Em termos práticos, como se pode fomentar a felicidade e positivismo nas empresas? José Seruya responde sugerindo um "barómetro de felicidade" nas organizações, que possa ser preenchido semanal ou quinzenalmente. "Algo bem construído, bem pensado, sério, sem vulgatas, sem superficialidade. Algo que permita auscultar as pessoas de forma clara e honesta, e que tenha consequências, claro, em termos de correção atempada de trajetória, se for o caso. Não bastam as estatísticas, mesmo que divulgadas internamente."
Uma outra vertente que pode ajudar a implementar a felicidade nas empresas é a prática de liderança, de modo a gerar confiança e bem-estar. São precisos "líderes que contribuam de facto para melhorar a vida dos seus trabalhadores, ajudando-os a trabalhar melhor, reconhecendo o seu mérito, criando um bom ambiente relacional.", diz o autor de Aprender e Agir.
Levar a positividade de modo saudável, em tudo
Acreditar na positividade em qualquer contexto da vida é essencial, até porque, segundo Helena Marujo, o positivo tem de crescer para “contrabalançarmos o peso do negativo nas nossas vidas individuais e coletivas. O negativo tem muito mais peso que o positivo, marca mais, tem mais impacto, por isso, para o transcendermos, temos de desenvolver a atenção ao que funciona nas nossas vidas, nas nossas famílias e organizações, estar atentos e otimizar as nossas forças e virtudes individuais e conjuntas, trazer o coração mais para o centro da vida e menos apenas a cabeça e a racionalidade, temos de ser mais gratos e apreciativos do que somos e temos, e trabalhar, em simultâneo, para vidas mais justas, onde os bens relacionais ganhem lugar de centro.”.

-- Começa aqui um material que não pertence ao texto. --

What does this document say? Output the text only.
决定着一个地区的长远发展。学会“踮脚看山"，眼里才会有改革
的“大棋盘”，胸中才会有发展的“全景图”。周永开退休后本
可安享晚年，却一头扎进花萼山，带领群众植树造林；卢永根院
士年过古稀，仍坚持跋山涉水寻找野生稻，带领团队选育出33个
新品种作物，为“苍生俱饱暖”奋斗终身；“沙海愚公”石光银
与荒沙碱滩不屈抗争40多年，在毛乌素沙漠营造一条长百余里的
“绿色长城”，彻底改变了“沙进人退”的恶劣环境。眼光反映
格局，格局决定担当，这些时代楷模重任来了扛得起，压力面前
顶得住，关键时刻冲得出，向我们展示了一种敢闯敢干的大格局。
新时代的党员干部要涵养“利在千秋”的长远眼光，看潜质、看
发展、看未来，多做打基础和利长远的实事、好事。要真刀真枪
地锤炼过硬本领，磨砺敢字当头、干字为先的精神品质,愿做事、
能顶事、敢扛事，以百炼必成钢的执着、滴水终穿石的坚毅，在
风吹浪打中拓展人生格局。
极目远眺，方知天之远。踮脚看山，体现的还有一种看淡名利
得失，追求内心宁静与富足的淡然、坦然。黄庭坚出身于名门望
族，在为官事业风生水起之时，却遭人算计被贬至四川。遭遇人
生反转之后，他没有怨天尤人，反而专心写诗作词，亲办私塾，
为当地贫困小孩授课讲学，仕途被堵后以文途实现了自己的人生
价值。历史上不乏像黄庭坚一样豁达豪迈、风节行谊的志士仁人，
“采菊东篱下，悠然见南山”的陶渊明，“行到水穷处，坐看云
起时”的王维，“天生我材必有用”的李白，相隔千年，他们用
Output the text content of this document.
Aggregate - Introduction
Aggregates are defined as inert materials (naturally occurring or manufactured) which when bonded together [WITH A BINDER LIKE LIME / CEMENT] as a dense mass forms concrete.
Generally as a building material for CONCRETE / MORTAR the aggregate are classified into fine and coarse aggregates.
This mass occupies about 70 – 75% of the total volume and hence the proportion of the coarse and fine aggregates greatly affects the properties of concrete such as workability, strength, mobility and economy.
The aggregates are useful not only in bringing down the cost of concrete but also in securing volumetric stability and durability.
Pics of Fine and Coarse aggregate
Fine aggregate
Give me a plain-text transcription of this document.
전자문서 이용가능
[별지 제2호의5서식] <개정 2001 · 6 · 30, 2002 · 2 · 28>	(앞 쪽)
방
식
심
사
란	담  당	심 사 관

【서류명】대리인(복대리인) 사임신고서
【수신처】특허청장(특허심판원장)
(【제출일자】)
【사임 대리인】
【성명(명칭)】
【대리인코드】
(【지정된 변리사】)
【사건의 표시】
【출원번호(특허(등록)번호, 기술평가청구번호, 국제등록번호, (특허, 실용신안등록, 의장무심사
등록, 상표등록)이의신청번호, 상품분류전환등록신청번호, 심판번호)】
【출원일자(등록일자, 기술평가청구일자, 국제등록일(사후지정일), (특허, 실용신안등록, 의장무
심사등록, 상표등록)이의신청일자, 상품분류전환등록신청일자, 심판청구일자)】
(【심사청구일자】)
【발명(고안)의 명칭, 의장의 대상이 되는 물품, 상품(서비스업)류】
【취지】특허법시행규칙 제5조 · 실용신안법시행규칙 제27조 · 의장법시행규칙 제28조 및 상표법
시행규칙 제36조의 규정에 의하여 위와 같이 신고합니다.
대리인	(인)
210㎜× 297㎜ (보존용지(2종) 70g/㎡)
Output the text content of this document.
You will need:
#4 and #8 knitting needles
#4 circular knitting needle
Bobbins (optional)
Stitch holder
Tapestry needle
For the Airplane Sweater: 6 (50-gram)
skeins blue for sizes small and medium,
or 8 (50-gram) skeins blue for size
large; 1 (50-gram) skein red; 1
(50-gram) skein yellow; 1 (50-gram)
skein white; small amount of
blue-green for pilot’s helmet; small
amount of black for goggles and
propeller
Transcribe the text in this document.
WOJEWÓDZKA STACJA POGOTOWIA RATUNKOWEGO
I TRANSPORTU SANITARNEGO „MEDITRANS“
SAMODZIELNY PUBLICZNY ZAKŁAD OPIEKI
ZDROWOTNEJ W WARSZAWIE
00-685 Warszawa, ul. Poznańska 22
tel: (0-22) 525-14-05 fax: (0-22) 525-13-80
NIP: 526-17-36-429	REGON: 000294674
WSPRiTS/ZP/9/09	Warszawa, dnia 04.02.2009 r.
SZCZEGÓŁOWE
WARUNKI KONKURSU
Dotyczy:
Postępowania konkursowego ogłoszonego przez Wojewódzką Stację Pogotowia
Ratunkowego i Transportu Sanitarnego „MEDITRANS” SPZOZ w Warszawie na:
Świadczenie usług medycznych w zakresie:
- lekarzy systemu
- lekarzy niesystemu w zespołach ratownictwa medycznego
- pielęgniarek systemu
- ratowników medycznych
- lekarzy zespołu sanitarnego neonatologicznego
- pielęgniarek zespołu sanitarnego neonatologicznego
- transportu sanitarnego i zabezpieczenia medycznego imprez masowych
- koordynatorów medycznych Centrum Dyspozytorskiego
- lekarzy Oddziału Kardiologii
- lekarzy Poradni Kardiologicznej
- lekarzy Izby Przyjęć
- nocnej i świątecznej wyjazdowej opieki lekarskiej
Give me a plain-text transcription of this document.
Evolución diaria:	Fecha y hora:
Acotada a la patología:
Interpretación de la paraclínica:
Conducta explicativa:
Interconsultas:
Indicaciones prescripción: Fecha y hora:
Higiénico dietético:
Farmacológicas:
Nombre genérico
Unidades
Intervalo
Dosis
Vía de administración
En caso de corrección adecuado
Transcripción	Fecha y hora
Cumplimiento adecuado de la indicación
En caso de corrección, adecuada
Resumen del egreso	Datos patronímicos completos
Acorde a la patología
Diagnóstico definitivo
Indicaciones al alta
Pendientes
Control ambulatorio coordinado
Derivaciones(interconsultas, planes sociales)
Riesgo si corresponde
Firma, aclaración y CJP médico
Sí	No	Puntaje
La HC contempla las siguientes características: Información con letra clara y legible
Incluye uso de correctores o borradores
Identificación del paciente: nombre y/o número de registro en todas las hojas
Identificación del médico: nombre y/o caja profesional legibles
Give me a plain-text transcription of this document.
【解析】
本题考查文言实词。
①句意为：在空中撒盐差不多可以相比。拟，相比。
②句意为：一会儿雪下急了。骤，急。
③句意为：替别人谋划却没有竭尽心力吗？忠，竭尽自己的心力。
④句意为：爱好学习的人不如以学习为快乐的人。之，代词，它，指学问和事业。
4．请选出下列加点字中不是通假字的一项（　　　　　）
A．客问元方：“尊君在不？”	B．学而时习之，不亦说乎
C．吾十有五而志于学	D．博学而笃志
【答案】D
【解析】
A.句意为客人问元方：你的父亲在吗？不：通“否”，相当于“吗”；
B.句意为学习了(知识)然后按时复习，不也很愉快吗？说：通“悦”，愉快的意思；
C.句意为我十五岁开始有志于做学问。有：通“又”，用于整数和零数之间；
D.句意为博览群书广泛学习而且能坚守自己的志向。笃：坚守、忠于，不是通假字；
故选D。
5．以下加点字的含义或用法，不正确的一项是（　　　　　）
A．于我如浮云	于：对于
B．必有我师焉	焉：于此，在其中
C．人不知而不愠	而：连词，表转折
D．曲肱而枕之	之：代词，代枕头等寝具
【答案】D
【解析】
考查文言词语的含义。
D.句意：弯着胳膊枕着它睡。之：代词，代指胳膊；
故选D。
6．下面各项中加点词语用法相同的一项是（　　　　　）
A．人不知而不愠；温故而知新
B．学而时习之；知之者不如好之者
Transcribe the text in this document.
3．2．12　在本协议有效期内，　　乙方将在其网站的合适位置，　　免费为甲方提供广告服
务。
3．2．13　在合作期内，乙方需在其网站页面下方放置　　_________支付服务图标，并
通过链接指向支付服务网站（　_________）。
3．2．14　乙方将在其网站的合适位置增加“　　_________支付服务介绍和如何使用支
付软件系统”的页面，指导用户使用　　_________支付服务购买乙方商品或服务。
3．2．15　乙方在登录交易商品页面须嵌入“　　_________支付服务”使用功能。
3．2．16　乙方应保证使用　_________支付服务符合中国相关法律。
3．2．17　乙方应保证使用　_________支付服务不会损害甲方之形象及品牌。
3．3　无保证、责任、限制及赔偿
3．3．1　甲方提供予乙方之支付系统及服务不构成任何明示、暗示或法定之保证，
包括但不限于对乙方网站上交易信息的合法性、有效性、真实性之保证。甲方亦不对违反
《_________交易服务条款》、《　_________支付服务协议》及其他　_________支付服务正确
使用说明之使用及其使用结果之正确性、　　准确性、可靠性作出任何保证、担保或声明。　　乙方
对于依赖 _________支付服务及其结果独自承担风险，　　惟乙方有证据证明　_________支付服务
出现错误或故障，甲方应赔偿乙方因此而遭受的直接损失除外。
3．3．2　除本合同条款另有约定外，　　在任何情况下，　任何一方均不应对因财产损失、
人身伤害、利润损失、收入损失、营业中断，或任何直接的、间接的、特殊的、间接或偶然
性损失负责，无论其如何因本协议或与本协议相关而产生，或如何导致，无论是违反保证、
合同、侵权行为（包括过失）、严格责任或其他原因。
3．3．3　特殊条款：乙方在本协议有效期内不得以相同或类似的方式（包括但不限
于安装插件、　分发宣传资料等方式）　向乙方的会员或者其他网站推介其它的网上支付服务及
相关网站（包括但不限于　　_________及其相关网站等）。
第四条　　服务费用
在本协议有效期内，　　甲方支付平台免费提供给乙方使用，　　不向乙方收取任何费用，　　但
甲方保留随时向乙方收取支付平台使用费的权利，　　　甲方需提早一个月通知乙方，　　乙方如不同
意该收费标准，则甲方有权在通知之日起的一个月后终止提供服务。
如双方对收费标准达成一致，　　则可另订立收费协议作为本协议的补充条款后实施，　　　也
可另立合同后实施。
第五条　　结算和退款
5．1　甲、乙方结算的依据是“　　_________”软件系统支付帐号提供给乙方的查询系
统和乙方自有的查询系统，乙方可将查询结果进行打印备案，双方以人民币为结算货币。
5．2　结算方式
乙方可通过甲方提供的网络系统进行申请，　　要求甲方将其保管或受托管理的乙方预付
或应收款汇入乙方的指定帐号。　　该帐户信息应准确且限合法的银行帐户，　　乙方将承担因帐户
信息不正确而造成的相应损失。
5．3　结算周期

Contudo, e olhando para o mundo - com desigualdades, injustiças, guerras, escravidão, pobreza - este ideal de felicidade parece difícil de alcançar. Para a investigadora, é preciso que cada indivíduo se transforme numa "verdadeira e credível oficina de humanidade. Só assim a felicidade terá lugar de vocação nas políticas públicas, nas gestão das empresas, na liderança das salas de aula, nas consultas médicas. Em cada espaço em que as palavras e as ações forem grandes, em que há fecundidade de virtudes, aí habita a felicidade.”.